Pink in München:Selbstironisches Sex-Subjekt

Willkommen im "Funhouse": Mainstream-Rockerin Pink begeisterte am Montagabend mit einer mitreißenden, temporeichen Show die Fans in der Olympiahalle.

O. Hochkeppel

So wörtlich hat den Begriff "Rock-Zirkus" noch niemand genommen. Was Alecia Beth Moore alias Pink auf ihrer "Funhouse"-Tour am Montag und Dienstag in der Olympiahalle veranstaltete, war eine als Mega-Rockkonzert getarnte, vom Rummelplatz-Dekor der Bühne passend in Szene gesetzte Zirkusvorstellung.

Pink in München: Provokant wie eh und je: Rockröhre Pink legte in der Olympiahalle eine fulminante Show ab.

Provokant wie eh und je: Rockröhre Pink legte in der Olympiahalle eine fulminante Show ab.

(Foto: Foto: Stephan Rumpf)

Eine, in der Pink fast alle Rollen selbst übernahm: von der Varieté-Direktorin im Pompadour-Kleid mit riesigen Federschwanz (als die sie zum Start aus der Versenkung der Mittelbühne am Trapez hervorgezogen wird) über die Dompteurin (den Part der Raubtiere vertritt hier ein Tänzer, der wiederum kaum verhohlen für Pinks Ex-Mann Corey Hart steht) bis zum Clown. Die Trapez- und Hochseil-Artistik ist ja ohnehin ihr bewährtes Markenzeichen und Alleinstellungsmerkmal.

Für einen solchen Manegen-Parcour braucht es eine große Entertainerin, und dazu ist die 29-Jährige mit dieser Show nachweislich und endgültig gereift. Nicht zuletzt, weil sie - im Gegensatz etwa zur jahrzehntelangen Marktführerin in Sachen Pop-Rollenspiel Madonna - auch über Gesangstalent und eine Stimme mit Fundament verfügt. Und weil sie damit auch musikalisch ein breites stilistisches Spektrum abzudecken versteht.

Bombastische Rock-Kracher wie das aktuelle "Sober" gehören ebenso dazu wie ein rein akustischer Folkballaden-Block oder eine Streichquintett-Einlage. Das eigene Hit-Repertoire wurde hier überdies in ein bezeichnendes Korsett von Cover-Versionen eingebettet: Von Led Zeppelins "Babe I'm Gonna Leave You" ging es über Queens "Bohemian Rhapsody" bis zu Gnarl Barkleys "Crazy" - das ist generationenübergreifende Rockoper, was auch das auffällig heterogene Publikum von zehn bis 60 Jahren erklärt.

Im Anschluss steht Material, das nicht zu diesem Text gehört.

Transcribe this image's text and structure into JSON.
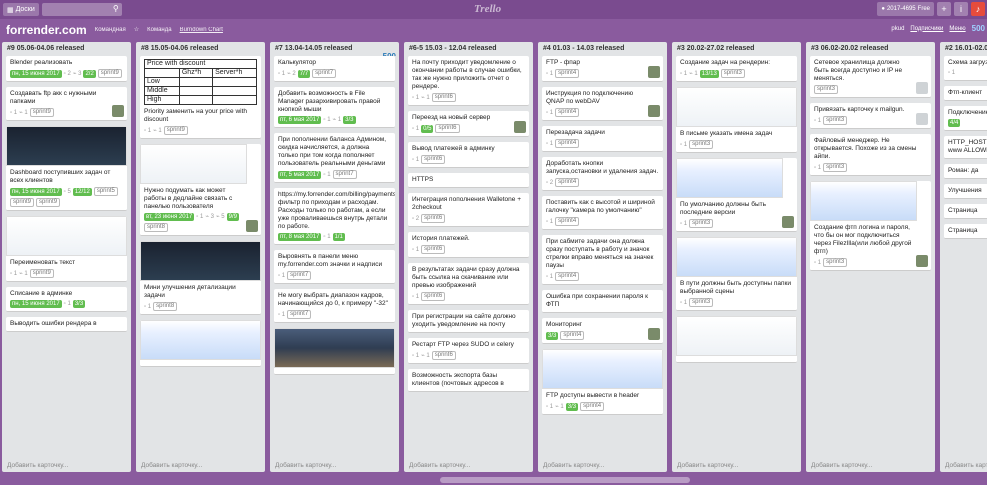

Großes Hollywood-Kino gewissermaßen, das ja auch unerreicht ist in der Meisterschaft, auf der universalen Klaviatur der Gefühle zu spielen. Dazu gehört auch Abgründiges. So wie Steven Spielberg einst die gruseligen Qualitäten von Kinderspielzeug entdeckte ("Poltergeist"), so plustern sich auch bei Pink überdimensionale Horror-Clowns auf, schimmern immer wieder bedrohliche, düstere Elemente hinter dem "Funhouse"-Glitzerschmuck durch. Was oft auch sehr komisch ist.

Wie überhaupt Pinks Humor und Selbstironie ihre Rolle als Rebellin und Provokateurin überhaupt erst glaubhaft macht. Dieser Spaß an der Sache, gepaart mit der leidenschaftlichen Ernsthaftigkeit, mit der das drahtige Fitness-Wunder dafür arbeitet, ermöglicht ihr auch, aus der Sexfalle zu entkommen. So wie ihre Kostüme gewagt wirken, ohne doch wirklich Wesentliches zu zeigen, so gelingt ihr die Transformation vom Sex-Objekt zum Sex-Subjekt - selbst noch, wenn sie am Schluss, statt wie erwartet am Trepez wieder in der Mittelbühne zu verschwinden, in ein Wasserbad getaucht wird und der Redensart vom "feuchten Traum" eine ganz neue Bedeutung verleiht.

Zwar ist auch Pink ein Mainstream-Rollenmodell. Aber eines, das dann doch um Lichtjahre intelligenter und emanzipierter wirkt als als die Räkelmädchen des Pop-Business oder die Heidi-Klum-Weibchen der Massenmedien.